23 Kasım 2017 Perşembe

Okudum Bitti- 156: Adem'in Kekliği ve Chopin || Mustafa Çiftci




                Kitap seven herkese merhaba. Mustafa Çiftci okumayı bir süredir istiyordum. Son kitabından başlamayayım, ilk hikayeleriyle tanışayım diye erteledim. Üç kitabını birden aldım. Ve çok bekletmeden hepsini okuyacağım. Dilini, anlatımını çok sevdim.

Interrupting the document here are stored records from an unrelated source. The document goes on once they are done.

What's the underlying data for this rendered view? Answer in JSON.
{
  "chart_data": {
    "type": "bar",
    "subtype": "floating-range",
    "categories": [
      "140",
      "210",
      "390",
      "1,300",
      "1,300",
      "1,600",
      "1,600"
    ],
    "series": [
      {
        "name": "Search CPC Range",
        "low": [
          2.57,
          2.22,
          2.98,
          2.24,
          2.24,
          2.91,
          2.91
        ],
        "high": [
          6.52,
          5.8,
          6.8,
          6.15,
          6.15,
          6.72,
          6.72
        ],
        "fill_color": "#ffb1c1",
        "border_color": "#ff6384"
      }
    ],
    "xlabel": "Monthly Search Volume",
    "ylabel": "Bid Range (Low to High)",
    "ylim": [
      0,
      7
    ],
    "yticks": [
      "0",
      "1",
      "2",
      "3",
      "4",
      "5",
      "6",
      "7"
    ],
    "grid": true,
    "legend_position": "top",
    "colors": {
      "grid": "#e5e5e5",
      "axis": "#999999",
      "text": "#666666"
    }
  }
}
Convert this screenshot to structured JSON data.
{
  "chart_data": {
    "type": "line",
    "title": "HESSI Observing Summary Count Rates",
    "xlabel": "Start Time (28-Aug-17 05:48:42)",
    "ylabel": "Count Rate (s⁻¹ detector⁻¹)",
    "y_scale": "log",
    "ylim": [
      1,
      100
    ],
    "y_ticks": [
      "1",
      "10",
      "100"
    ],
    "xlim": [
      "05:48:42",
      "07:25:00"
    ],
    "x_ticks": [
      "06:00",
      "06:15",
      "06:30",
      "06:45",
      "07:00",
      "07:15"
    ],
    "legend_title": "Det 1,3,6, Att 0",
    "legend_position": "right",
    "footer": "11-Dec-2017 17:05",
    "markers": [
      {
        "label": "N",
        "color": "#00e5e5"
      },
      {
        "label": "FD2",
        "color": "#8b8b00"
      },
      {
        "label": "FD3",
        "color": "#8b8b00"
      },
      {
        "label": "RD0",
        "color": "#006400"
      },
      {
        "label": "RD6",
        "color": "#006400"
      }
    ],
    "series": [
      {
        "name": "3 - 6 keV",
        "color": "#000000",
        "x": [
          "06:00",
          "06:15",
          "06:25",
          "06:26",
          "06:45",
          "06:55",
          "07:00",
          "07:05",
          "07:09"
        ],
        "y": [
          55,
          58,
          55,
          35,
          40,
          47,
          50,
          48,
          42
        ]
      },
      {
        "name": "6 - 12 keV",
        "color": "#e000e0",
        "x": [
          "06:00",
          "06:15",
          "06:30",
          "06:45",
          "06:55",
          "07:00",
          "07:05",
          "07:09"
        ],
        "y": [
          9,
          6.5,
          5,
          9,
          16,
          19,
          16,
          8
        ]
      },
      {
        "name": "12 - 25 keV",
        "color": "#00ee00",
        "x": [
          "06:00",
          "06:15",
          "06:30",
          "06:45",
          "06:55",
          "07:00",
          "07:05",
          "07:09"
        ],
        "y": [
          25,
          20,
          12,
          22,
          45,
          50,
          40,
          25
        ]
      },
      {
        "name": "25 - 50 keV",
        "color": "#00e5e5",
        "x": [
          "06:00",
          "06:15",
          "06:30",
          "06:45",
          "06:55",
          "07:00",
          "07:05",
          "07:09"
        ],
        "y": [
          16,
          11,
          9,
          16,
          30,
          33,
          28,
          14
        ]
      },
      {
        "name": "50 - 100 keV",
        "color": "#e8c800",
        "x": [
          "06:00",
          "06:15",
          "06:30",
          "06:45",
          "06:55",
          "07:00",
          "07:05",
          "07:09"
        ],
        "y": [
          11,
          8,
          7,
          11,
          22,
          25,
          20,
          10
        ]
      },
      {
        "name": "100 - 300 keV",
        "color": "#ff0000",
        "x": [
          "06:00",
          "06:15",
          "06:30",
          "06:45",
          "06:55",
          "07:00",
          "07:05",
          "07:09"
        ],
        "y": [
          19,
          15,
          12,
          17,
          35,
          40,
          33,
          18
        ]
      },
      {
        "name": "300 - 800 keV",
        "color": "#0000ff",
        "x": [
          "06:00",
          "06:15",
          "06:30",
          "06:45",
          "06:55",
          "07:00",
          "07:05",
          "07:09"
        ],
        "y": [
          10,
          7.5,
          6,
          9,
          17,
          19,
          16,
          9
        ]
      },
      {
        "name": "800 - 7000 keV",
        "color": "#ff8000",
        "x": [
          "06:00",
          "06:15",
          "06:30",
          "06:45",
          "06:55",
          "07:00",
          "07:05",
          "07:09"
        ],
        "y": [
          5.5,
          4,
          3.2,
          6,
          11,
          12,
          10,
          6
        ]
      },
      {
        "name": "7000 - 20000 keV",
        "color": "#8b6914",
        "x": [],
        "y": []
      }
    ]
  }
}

           İncecik bir kitapta on altı güzel hikaye var. Hepsi duygu dolu. Karakterler günlük hayatta rastlanabilecek türden, anlatım da sıcak olunca, bayıldım. Yöresel ağızla yazılan diyaloglar da ayrı bir keyif veriyor. Çoğunu okurken sanki hikâye okumuyorum da birileri kendi başına gelenleri anlatıyor da çeşitli tepkiler vererek dinliyormuş hissine kapıldım.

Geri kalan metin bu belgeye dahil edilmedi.